Récupérez le supernatant, et déterminez la concentration finale de lipide par le comptage liquide de scintillation, tel que décrit dans le protocole de texte. Pour commencer, amener le donneur et l’accepteur protéoliposomes à une concentration de 0,15 millimlaire chacun dans A100 contenant du glycérol, du bêta-mercaptoéthanol, de l’EDTA et du chlorure de magnésium. Transférez chaque réaction à un puits dans une plaque plate de 96 puits adaptée à la lecture de fluorescence, en vous assurant de préparer au moins quatre réactions, y compris un triplicate et un contrôle négatif sans GTP.
Placez la plaque dans un lecteur de plaque préchauffé à 37 degrés Celsius. Mesurer la fluorescence NBD toutes les minutes pendant cinq minutes. Ensuite, ajoutez cinq millimolar GTP pour induire la fusion.
Mesurez la fluorescence NBD chaque minute pendant une heure en utilisant la même excitation et les mêmes émissions qu’auparavant. Après cela, ajouter cinq microlitres de 2,5%n-Dodecyl bêta-D-maltoside aux puits pour dissoudre les protéoliposomes, et mesurer la fluorescence maximale NBD chaque minute pendant 15 minutes en utilisant la même excitation et l’émission. Dans cette étude, l’atlastine recombinante de Drosophila est purifiée et reconstituée en liposomes préformés.
L’efficacité de la reconstitution de l’atlastine est déterminée par des protéoliposomes reconstitués flottants dans un gradient discontinu iohexol.
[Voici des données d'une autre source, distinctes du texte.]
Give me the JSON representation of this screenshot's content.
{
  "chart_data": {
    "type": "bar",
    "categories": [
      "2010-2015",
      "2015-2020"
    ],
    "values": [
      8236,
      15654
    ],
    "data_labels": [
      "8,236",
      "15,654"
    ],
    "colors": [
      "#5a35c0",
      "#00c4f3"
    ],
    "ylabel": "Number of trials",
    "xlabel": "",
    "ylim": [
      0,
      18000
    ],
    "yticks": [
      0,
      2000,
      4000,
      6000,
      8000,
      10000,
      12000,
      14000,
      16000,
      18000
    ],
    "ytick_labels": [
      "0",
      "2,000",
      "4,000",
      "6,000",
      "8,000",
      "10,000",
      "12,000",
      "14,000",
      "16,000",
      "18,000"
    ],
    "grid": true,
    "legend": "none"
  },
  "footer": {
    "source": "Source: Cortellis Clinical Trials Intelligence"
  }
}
Des échantillons des couches de gradient supérieur, moyen et inférieur sont récoltés et analysés par la coloration SDS-PAGE et Coomassie. La quantification du gel par densitométrie montre une efficacité très élevée de reconstitution avec des pertes négligeables, avec 96% de la protéine totale trouvée comme protéoliposomes qui flottaient à la couche supérieure.
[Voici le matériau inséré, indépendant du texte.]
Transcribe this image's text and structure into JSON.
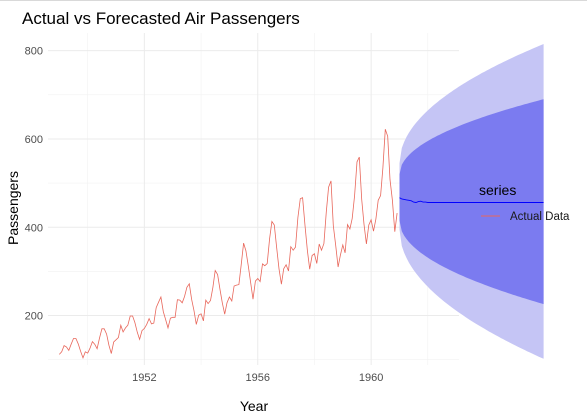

Moins de 1 % des protéines ne sont pas reconstituées et se trouvent dans la couche moyenne, et seulement 3 % ne sont pas reconstituées, agrégées et sédimentées jusqu’à la couche inférieure. L’orientation de l’atlastine après reconstitution est quantifiée par des analyses de clivage de thrombine. Les échantillons sont analysés avec SDS-PAGE et Coomassie colorant et quantifiés par densitométrie.
La plupart des protéines reconstituées sont fendues, avec seulement 7% étant protégés de la protéase. La cinétique et l’étendue de la fusion protéoliposome à médiation atlastine sont analysées par des analyses de mélange de lipides. Une incubation de cinq minutes est effectuée avant d’induire la fusion avec GTP au point zéro temps.
Après une heure, n-Dodecyl beta-D-maltoside a été ajouté pour solubiliser les protéoliposomes et obtenir la libération maximale de transfert de résonance fluorescente. Le maximum de fusion dans la course est considéré comme 11% de la fluorescence maximale. Les lipides sont dissous dans le chloroforme.
Lors de la préparation des mélanges lipidiques, assurez-vous de le faire rapidement, sur un capot chimique, et sur la glace pour éviter toute évaporation. Il est possible d’analyser les protéoliposomes d’atlastine par microscopie pour visualiser les effets d’une ancre membranaire sur la forme et la taille liposome. Cette méthode a été étendue pour étudier d’autres protéines ancrés dans la membrane et comment le comportement dans une bicouche lipidique modèle.
Ce protocole utilise des lipides titrés pour quantifier les mélanges lipidiques. Assurez-vous de prendre les précautions nécessaires lorsque vous travaillez avec des matières radioactives.